Javid Moslehi, MD
I am a cardiologist and myocyte biologist. My clinical focus is cardio-oncology (the cardiovascular care of cancer patients and cancer survivors). My basic and translational NIH-funded laboratory addresses myocardial responses to various stresses including hypoxia, aging and toxins. Over the last several years, given my clinical interest in cardio-oncology, my laboratory focus has been in delineating the mechanistic underpinnings of cardiovascular toxicities from novel targeted cancer therapies. I believe because of the targeted nature of the toxicities, cardio-oncology can provide insights into novel signaling pathways that are relevant in human cardiovascular biology and pathology.
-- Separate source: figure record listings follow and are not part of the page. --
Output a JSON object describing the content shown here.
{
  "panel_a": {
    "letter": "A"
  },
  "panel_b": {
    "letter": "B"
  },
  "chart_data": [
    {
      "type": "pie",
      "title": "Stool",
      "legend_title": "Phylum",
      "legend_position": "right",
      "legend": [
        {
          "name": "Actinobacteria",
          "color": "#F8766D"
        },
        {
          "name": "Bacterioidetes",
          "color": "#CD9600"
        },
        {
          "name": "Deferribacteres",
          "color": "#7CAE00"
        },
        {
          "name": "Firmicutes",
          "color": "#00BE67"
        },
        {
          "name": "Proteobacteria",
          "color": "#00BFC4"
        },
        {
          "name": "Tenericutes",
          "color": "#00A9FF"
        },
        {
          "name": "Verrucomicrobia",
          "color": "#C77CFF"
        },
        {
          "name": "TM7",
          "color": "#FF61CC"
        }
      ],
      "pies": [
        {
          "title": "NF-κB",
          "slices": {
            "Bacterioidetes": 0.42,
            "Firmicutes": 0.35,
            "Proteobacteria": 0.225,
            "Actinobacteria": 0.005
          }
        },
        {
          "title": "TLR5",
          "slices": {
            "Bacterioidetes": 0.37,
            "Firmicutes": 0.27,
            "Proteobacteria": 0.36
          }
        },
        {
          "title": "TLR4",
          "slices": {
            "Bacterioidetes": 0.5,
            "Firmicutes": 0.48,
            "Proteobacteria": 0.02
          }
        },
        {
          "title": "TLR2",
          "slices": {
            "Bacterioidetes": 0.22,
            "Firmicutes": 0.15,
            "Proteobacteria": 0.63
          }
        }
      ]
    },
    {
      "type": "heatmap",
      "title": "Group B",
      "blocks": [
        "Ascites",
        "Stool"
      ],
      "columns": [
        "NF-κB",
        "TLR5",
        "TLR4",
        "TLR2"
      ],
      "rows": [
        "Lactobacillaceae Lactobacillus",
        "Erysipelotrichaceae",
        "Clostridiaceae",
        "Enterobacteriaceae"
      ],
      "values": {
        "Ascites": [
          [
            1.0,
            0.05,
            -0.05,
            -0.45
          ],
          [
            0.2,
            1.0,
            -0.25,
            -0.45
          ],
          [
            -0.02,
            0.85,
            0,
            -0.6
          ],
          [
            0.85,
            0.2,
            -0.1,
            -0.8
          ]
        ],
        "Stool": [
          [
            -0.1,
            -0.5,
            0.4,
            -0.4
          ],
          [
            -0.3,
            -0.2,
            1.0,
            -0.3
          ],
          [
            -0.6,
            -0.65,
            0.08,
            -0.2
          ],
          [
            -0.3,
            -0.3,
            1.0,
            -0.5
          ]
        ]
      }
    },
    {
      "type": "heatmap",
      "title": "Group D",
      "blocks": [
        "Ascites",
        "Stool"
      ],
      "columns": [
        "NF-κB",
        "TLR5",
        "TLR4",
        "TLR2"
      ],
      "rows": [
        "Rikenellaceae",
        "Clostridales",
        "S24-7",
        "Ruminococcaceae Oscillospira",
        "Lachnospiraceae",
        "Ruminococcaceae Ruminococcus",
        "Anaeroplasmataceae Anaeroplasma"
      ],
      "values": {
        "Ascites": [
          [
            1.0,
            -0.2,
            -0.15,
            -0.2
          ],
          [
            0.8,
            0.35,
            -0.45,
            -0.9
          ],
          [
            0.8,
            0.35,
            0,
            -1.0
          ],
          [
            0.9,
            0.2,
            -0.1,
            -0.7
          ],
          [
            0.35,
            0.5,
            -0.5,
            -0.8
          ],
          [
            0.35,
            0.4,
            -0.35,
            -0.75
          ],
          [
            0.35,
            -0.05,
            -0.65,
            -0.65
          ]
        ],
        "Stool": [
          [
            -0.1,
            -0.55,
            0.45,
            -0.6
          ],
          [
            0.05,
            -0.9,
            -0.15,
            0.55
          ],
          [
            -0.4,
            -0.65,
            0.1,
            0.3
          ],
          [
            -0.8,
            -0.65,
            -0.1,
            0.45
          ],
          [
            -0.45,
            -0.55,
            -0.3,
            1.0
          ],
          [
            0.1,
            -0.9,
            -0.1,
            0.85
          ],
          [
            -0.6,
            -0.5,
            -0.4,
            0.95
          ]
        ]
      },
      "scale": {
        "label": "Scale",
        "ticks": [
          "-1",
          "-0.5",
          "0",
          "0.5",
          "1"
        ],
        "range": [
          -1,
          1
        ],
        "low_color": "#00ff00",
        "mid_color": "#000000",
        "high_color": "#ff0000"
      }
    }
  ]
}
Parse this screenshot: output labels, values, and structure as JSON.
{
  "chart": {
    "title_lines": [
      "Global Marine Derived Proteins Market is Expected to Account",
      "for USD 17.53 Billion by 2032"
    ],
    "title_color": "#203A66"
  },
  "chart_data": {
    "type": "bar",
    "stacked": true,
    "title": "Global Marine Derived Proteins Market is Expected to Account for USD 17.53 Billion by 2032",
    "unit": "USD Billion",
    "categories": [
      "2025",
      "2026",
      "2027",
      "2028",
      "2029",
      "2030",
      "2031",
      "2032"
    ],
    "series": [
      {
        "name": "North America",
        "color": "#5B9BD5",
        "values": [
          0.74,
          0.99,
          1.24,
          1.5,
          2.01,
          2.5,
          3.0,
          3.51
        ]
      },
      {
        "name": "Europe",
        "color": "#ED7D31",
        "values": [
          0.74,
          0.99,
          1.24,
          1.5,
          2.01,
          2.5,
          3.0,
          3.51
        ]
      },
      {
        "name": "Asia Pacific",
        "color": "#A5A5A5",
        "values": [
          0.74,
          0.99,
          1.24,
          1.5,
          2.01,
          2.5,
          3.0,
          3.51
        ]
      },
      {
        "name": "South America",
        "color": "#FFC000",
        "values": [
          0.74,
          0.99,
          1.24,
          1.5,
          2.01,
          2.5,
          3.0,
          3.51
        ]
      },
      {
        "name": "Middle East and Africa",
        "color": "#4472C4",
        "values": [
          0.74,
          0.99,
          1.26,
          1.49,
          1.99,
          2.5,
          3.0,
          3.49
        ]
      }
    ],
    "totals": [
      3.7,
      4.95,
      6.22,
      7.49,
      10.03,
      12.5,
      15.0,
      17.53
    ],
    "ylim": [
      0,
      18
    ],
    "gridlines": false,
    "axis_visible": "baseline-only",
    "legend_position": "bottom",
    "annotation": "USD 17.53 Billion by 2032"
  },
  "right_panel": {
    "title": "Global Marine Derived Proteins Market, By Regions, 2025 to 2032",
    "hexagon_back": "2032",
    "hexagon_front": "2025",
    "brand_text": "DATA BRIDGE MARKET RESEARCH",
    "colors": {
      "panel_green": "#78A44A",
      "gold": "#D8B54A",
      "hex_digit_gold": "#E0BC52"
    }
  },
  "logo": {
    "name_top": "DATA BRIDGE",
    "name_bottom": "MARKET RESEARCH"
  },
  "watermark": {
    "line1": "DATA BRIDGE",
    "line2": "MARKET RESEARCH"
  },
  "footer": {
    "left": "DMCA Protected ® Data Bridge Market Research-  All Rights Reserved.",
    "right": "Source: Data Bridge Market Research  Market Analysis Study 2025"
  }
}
At Vanderbilt, I am an Associate Professor of Medicine, Director of Cardio-Oncology and Co-director of Vanderbilt Program for Optimizing Immuno-oNcology Therapy (V-POINT). I work closely with cardiologists and oncologists, basic, translational researchers and clinicians locally, nationally and internationally. I have also started several collaborations with industry and regulatory bodies (including the US FDA). I was recently named the first chair of the American Heart Association (AHA) cardio-oncology subcommittee. At Vanderbilt, I have established a Graduate Medical Education (GME) approved fellowship training the next generation of physician-scientists in the field of cardio-oncology. I am an elected member of American Society of Clinical Investigation (ASCI).
Since 2016, a major focus of our clinical and research program has been the interaction between the cardiovascular and immune systems. Our group initially described a novel clinical syndrome of fulminant myocarditis that arises from (ICI) immune checkpoint inhibitors (Johnson et al, NEJM, 2016). We further defined the clinical characteristics of ICI-associated myocarditis (Moslehi et al, Lancet, 2018) and showed that cardiovascular sequelae of ICI include pericarditis, vasculitis and arrhythmias (Salem et al, Lancet Oncology, 2018). My laboratory has generated mouse models that recapitulate these novel immune-based clinical syndromes which have provided insights into new diagnostic and treatment strategies for these complications (Bonaca et al, Circulation, 2019; Salem et al, NEJM, 2019).